The Civil war preserved the nation created in 1776, but it transformed it as well. The old decentralized republic where the federal government had few direct contacts with its citizens morphed into one that taxed them directly, drafted men into its army, regulated the economy by creating a national currency and banking system, enlarged its powers over state courts, confiscated billions of dollars of personal property by emancipating 4 million slaves, and engulfed a young country in bloodshed on a scale unparalleled in world history. In addition, both sides made use of recent technological advances in railroads and telegraphic communication to synchronize military movements over vast distances.

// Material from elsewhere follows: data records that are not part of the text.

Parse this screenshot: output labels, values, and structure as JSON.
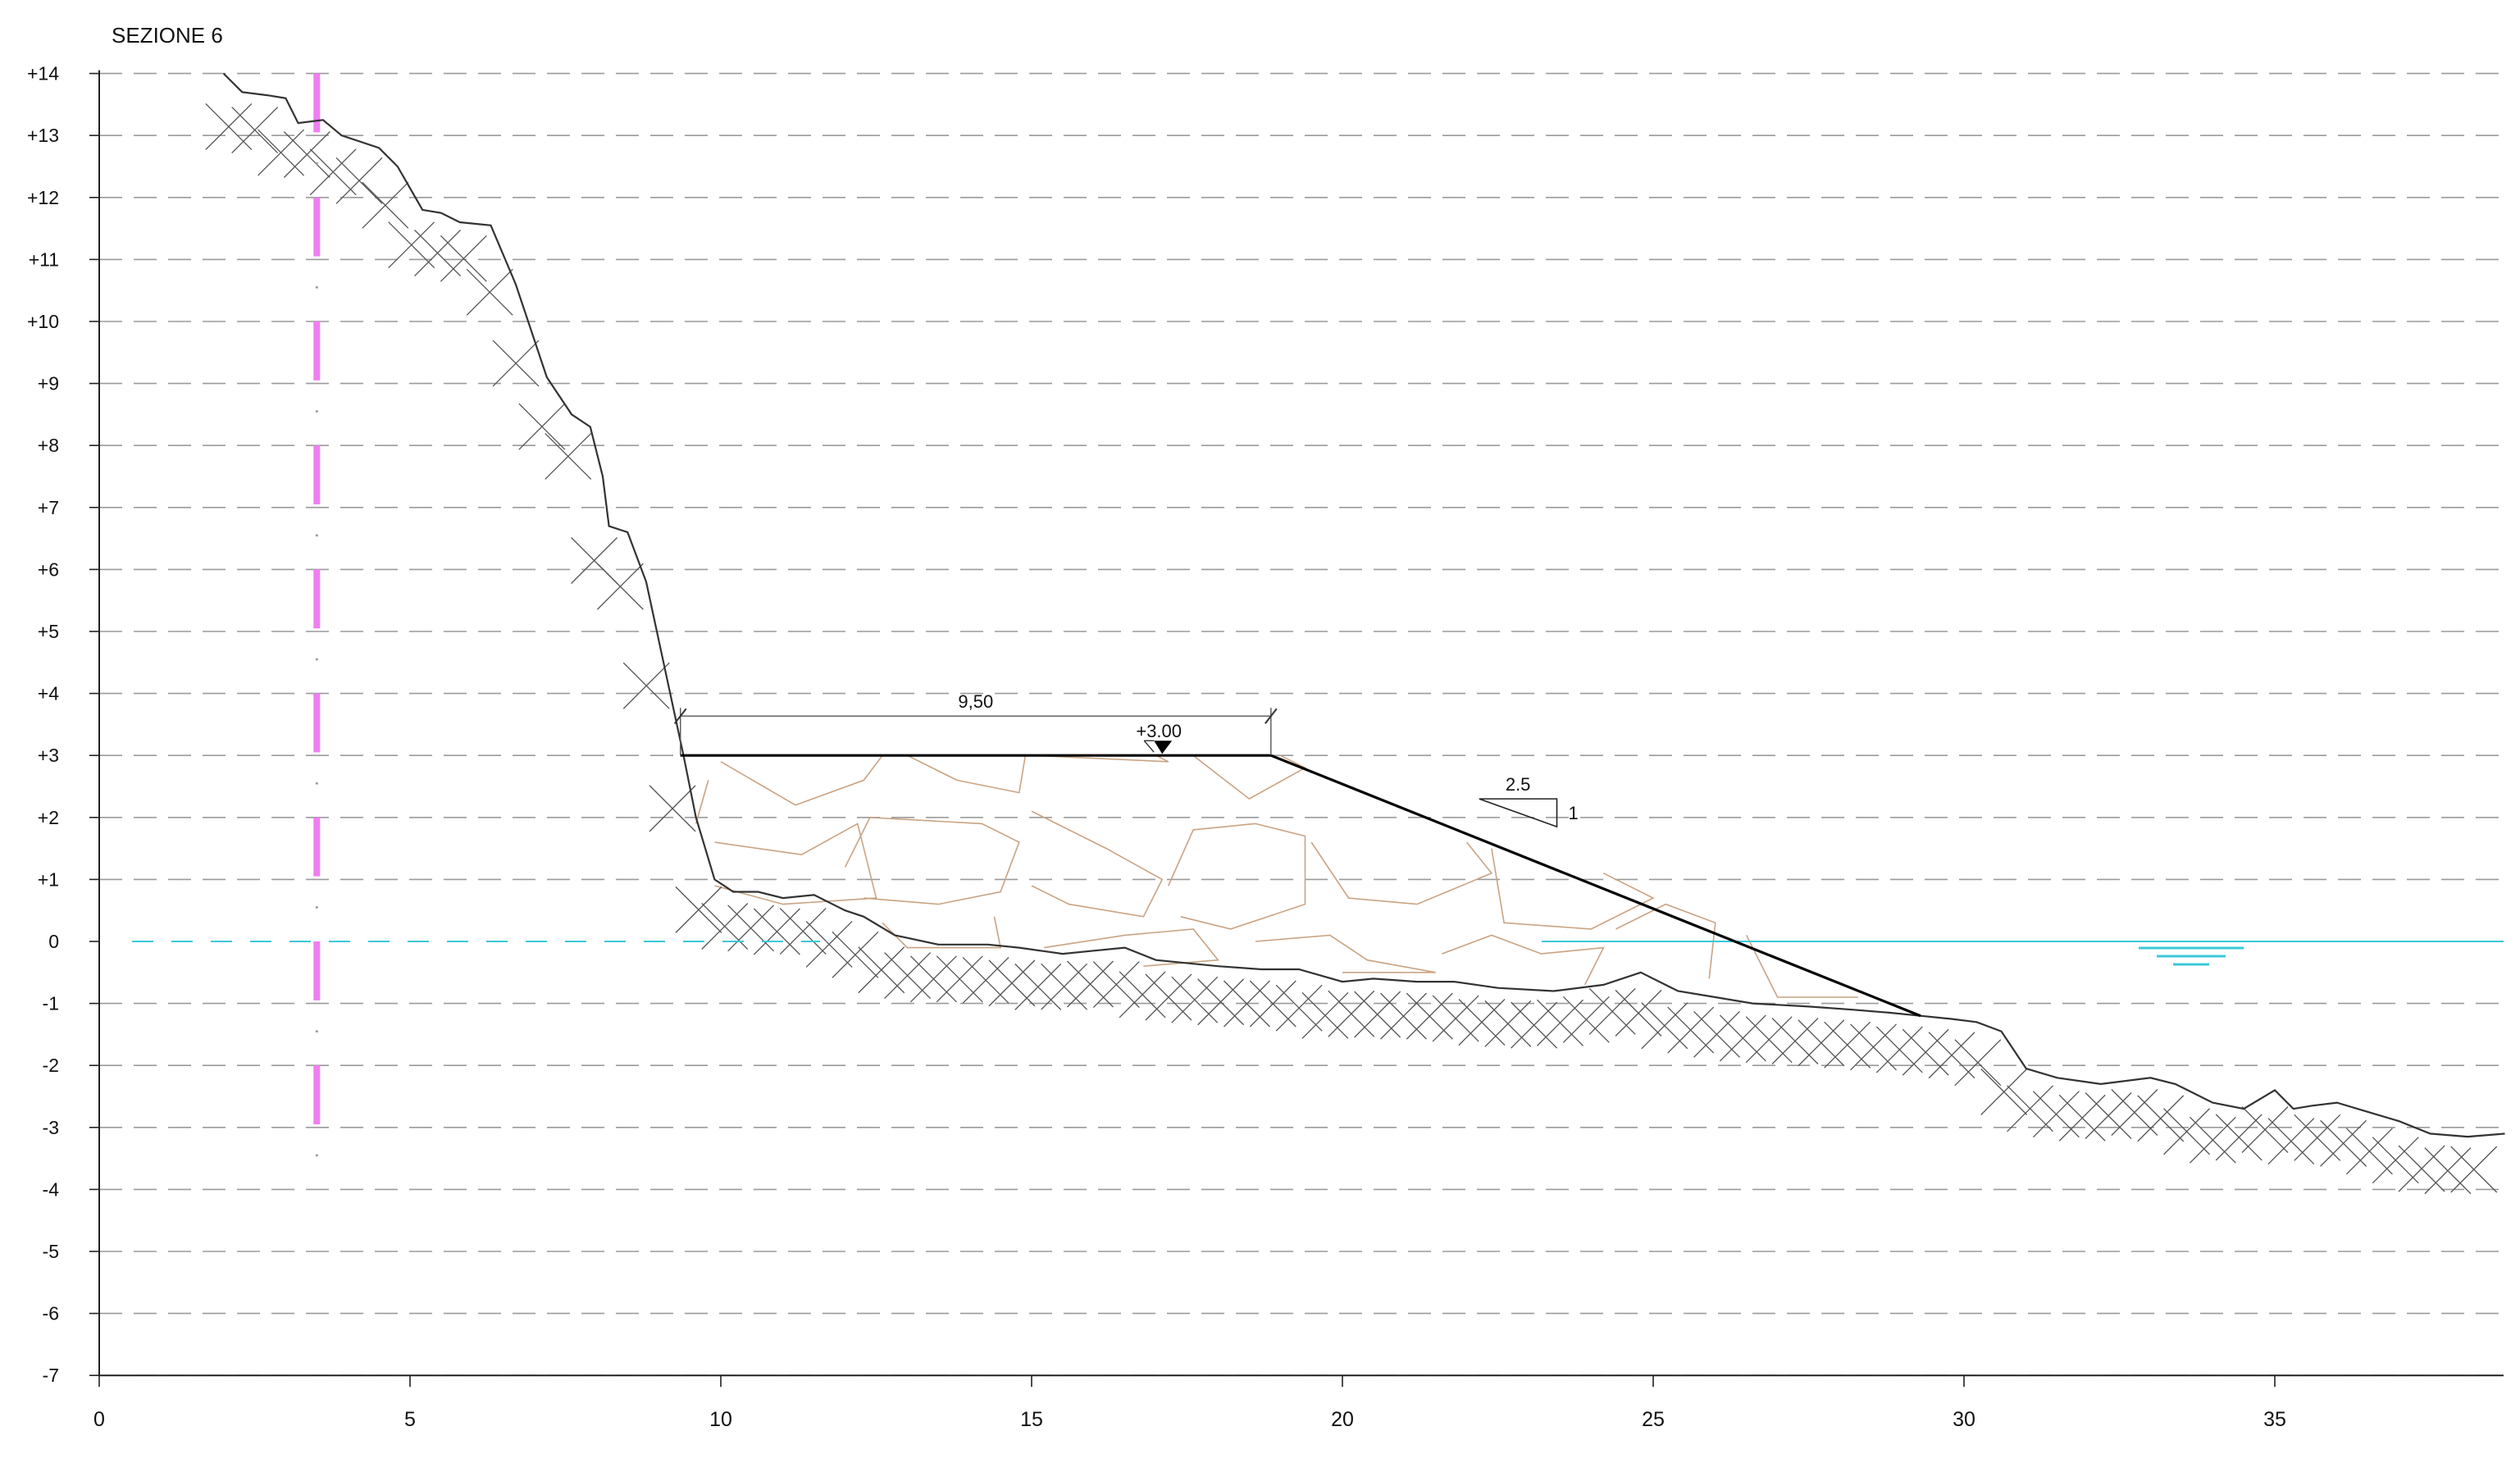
{
  "title": "SEZIONE 6",
  "y_ticks": [
    "+14",
    "+13",
    "+12",
    "+11",
    "+10",
    "+9",
    "+8",
    "+7",
    "+6",
    "+5",
    "+4",
    "+3",
    "+2",
    "+1",
    "0",
    "-1",
    "-2",
    "-3",
    "-4",
    "-5",
    "-6",
    "-7"
  ],
  "x_ticks": [
    "0",
    "5",
    "10",
    "15",
    "20",
    "25",
    "30",
    "35"
  ],
  "annotations": {
    "crest_width": "9,50",
    "crest_level": "+3.00",
    "slope_h": "2.5",
    "slope_v": "1"
  },
  "colors": {
    "axis": "#222222",
    "grid": "#9a9a9a",
    "terrain": "#333333",
    "hatch": "#555555",
    "structure": "#000000",
    "rock_fill": "#c9a383",
    "water": "#3cc8d8",
    "axis_marker": "#f07ef0"
  },
  "chart_data": {
    "type": "cross-section",
    "title": "SEZIONE 6",
    "xlim": [
      0,
      38.7
    ],
    "ylim": [
      -7,
      14
    ],
    "terrain": [
      [
        2.0,
        14.0
      ],
      [
        2.3,
        13.7
      ],
      [
        2.7,
        13.65
      ],
      [
        3.0,
        13.6
      ],
      [
        3.2,
        13.2
      ],
      [
        3.6,
        13.25
      ],
      [
        3.9,
        13.0
      ],
      [
        4.5,
        12.8
      ],
      [
        4.8,
        12.5
      ],
      [
        5.2,
        11.8
      ],
      [
        5.5,
        11.75
      ],
      [
        5.8,
        11.6
      ],
      [
        6.3,
        11.55
      ],
      [
        6.7,
        10.6
      ],
      [
        7.2,
        9.1
      ],
      [
        7.6,
        8.5
      ],
      [
        7.9,
        8.3
      ],
      [
        8.1,
        7.5
      ],
      [
        8.2,
        6.7
      ],
      [
        8.5,
        6.6
      ],
      [
        8.8,
        5.8
      ],
      [
        9.4,
        3.0
      ],
      [
        9.6,
        2.0
      ],
      [
        9.9,
        1.0
      ],
      [
        10.2,
        0.8
      ],
      [
        10.6,
        0.8
      ],
      [
        11.0,
        0.7
      ],
      [
        11.5,
        0.75
      ],
      [
        12.0,
        0.5
      ],
      [
        12.3,
        0.4
      ],
      [
        12.8,
        0.1
      ],
      [
        13.5,
        -0.05
      ],
      [
        14.3,
        -0.05
      ],
      [
        14.8,
        -0.1
      ],
      [
        15.5,
        -0.2
      ],
      [
        16.0,
        -0.15
      ],
      [
        16.5,
        -0.1
      ],
      [
        17.0,
        -0.3
      ],
      [
        18.0,
        -0.4
      ],
      [
        18.7,
        -0.45
      ],
      [
        19.3,
        -0.45
      ],
      [
        20.0,
        -0.65
      ],
      [
        20.5,
        -0.6
      ],
      [
        21.2,
        -0.65
      ],
      [
        21.8,
        -0.65
      ],
      [
        22.5,
        -0.75
      ],
      [
        23.4,
        -0.8
      ],
      [
        24.2,
        -0.7
      ],
      [
        24.8,
        -0.5
      ],
      [
        25.4,
        -0.8
      ],
      [
        26.0,
        -0.9
      ],
      [
        26.6,
        -1.0
      ],
      [
        27.5,
        -1.05
      ],
      [
        28.2,
        -1.1
      ],
      [
        28.8,
        -1.15
      ],
      [
        29.3,
        -1.2
      ],
      [
        29.8,
        -1.25
      ],
      [
        30.2,
        -1.3
      ],
      [
        30.6,
        -1.45
      ],
      [
        31.0,
        -2.05
      ],
      [
        31.5,
        -2.2
      ],
      [
        32.2,
        -2.3
      ],
      [
        33.0,
        -2.2
      ],
      [
        33.4,
        -2.3
      ],
      [
        34.0,
        -2.6
      ],
      [
        34.5,
        -2.7
      ],
      [
        35.0,
        -2.4
      ],
      [
        35.3,
        -2.7
      ],
      [
        35.6,
        -2.65
      ],
      [
        36.0,
        -2.6
      ],
      [
        36.5,
        -2.75
      ],
      [
        37.0,
        -2.9
      ],
      [
        37.5,
        -3.1
      ],
      [
        38.1,
        -3.15
      ],
      [
        38.7,
        -3.1
      ]
    ],
    "structure": {
      "crest": [
        [
          9.35,
          3.0
        ],
        [
          18.85,
          3.0
        ]
      ],
      "slope": [
        [
          18.85,
          3.0
        ],
        [
          29.3,
          -1.2
        ]
      ],
      "crest_level": 3.0,
      "crest_width": 9.5,
      "slope_ratio": "2.5 : 1"
    },
    "water_level": 0,
    "section_axis_x": 3.5,
    "section_axis_y_range": [
      -3,
      14
    ]
  }
}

In the 1850s, a polarization set in over uncompromising differences on slavery and states’ rights. White Northerners came to believe that the bondage of chattel slavery was morally unsustainable, while white Southerners feared that limiting the expansion of slavery to the western territories would consign it to death. The election of Abraham Lincoln on a Republican ticket in 1860 sealed the crisis.

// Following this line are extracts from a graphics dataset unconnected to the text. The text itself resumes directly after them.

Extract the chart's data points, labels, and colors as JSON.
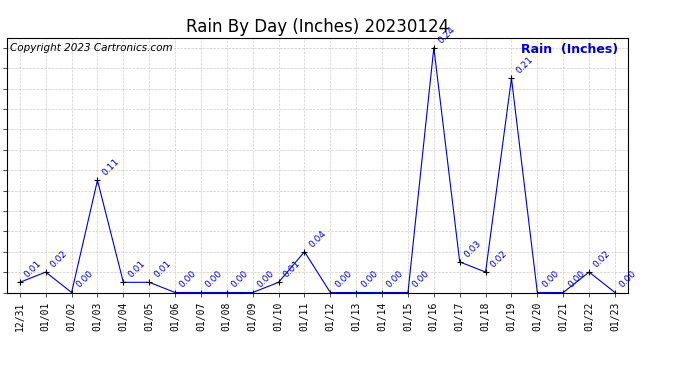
{
  "title": "Rain By Day (Inches) 20230124",
  "copyright": "Copyright 2023 Cartronics.com",
  "legend_label": "Rain  (Inches)",
  "dates": [
    "12/31",
    "01/01",
    "01/02",
    "01/03",
    "01/04",
    "01/05",
    "01/06",
    "01/07",
    "01/08",
    "01/09",
    "01/10",
    "01/11",
    "01/12",
    "01/13",
    "01/14",
    "01/15",
    "01/16",
    "01/17",
    "01/18",
    "01/19",
    "01/20",
    "01/21",
    "01/22",
    "01/23"
  ],
  "values": [
    0.01,
    0.02,
    0.0,
    0.11,
    0.01,
    0.01,
    0.0,
    0.0,
    0.0,
    0.0,
    0.01,
    0.04,
    0.0,
    0.0,
    0.0,
    0.0,
    0.24,
    0.03,
    0.02,
    0.21,
    0.0,
    0.0,
    0.02,
    0.0
  ],
  "line_color": "#0000cc",
  "marker_color": "#000000",
  "label_color": "#0000cc",
  "background_color": "#ffffff",
  "plot_bg_color": "#ffffff",
  "grid_color": "#aaaaaa",
  "ylim": [
    0.0,
    0.25
  ],
  "ytick_interval": 0.02,
  "title_fontsize": 12,
  "copyright_fontsize": 7.5,
  "legend_fontsize": 9,
  "label_fontsize": 6.5,
  "tick_fontsize": 7
}
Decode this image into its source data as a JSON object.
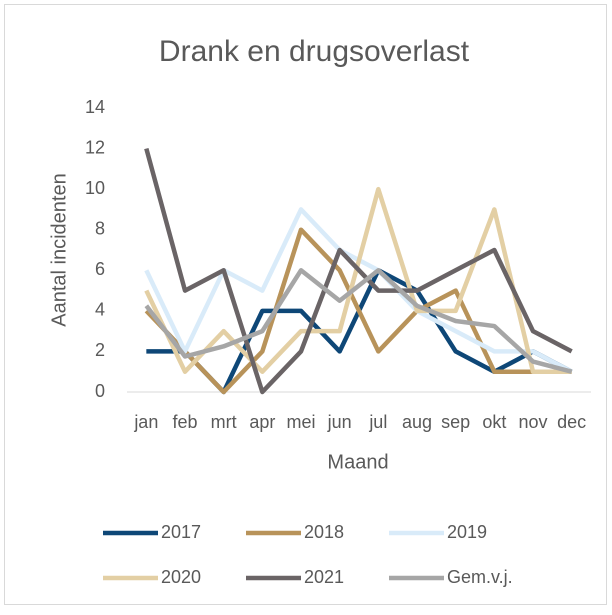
{
  "chart_data": {
    "type": "line",
    "title": "Drank en drugsoverlast",
    "x_label": "Maand",
    "y_label": "Aantal incidenten",
    "categories": [
      "jan",
      "feb",
      "mrt",
      "apr",
      "mei",
      "jun",
      "jul",
      "aug",
      "sep",
      "okt",
      "nov",
      "dec"
    ],
    "ylim": [
      0,
      14
    ],
    "yticks": [
      0,
      2,
      4,
      6,
      8,
      10,
      12,
      14
    ],
    "grid": false,
    "legend": "bottom",
    "series": [
      {
        "name": "2017",
        "color": "#0e4777",
        "values": [
          2,
          2,
          0,
          4,
          4,
          2,
          6,
          5,
          2,
          1,
          2,
          1
        ]
      },
      {
        "name": "2018",
        "color": "#b8935a",
        "values": [
          4,
          2,
          0,
          2,
          8,
          6,
          2,
          4,
          5,
          1,
          1,
          1
        ]
      },
      {
        "name": "2019",
        "color": "#d9ebf9",
        "values": [
          6,
          2,
          6,
          5,
          9,
          7,
          6,
          4,
          3,
          2,
          2,
          1
        ]
      },
      {
        "name": "2020",
        "color": "#e3cfa4",
        "values": [
          5,
          1,
          3,
          1,
          3,
          3,
          10,
          4,
          4,
          9,
          1,
          1
        ]
      },
      {
        "name": "2021",
        "color": "#6a6466",
        "values": [
          12,
          5,
          6,
          0,
          2,
          7,
          5,
          5,
          6,
          7,
          3,
          2
        ]
      },
      {
        "name": "Gem.v.j.",
        "color": "#a6a6a6",
        "values": [
          4.25,
          1.75,
          2.25,
          3,
          6,
          4.5,
          6,
          4.25,
          3.5,
          3.25,
          1.5,
          1
        ]
      }
    ]
  }
}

The armed conflict that ensued was the most intense in human history, and its effects were felt on every level of society. It ravaged the economy, destroying farms and businesses and bankrupting banks. Many families lost everything they owned, including their lives. The savage fighting, especially in gargantuan battles like Shiloh, Gaines’ Mill, Second Manassas, Fredericksburg, Antietam, Gettysburg, Vicksburg, and Chickamauga, was the most horrific event of the century. But most Americans survived the war, and a remarkably durable public memory of it emerged. White Northerners viewed it as a crusade that saved the Union; black Americans placed freedom at the center of their memories.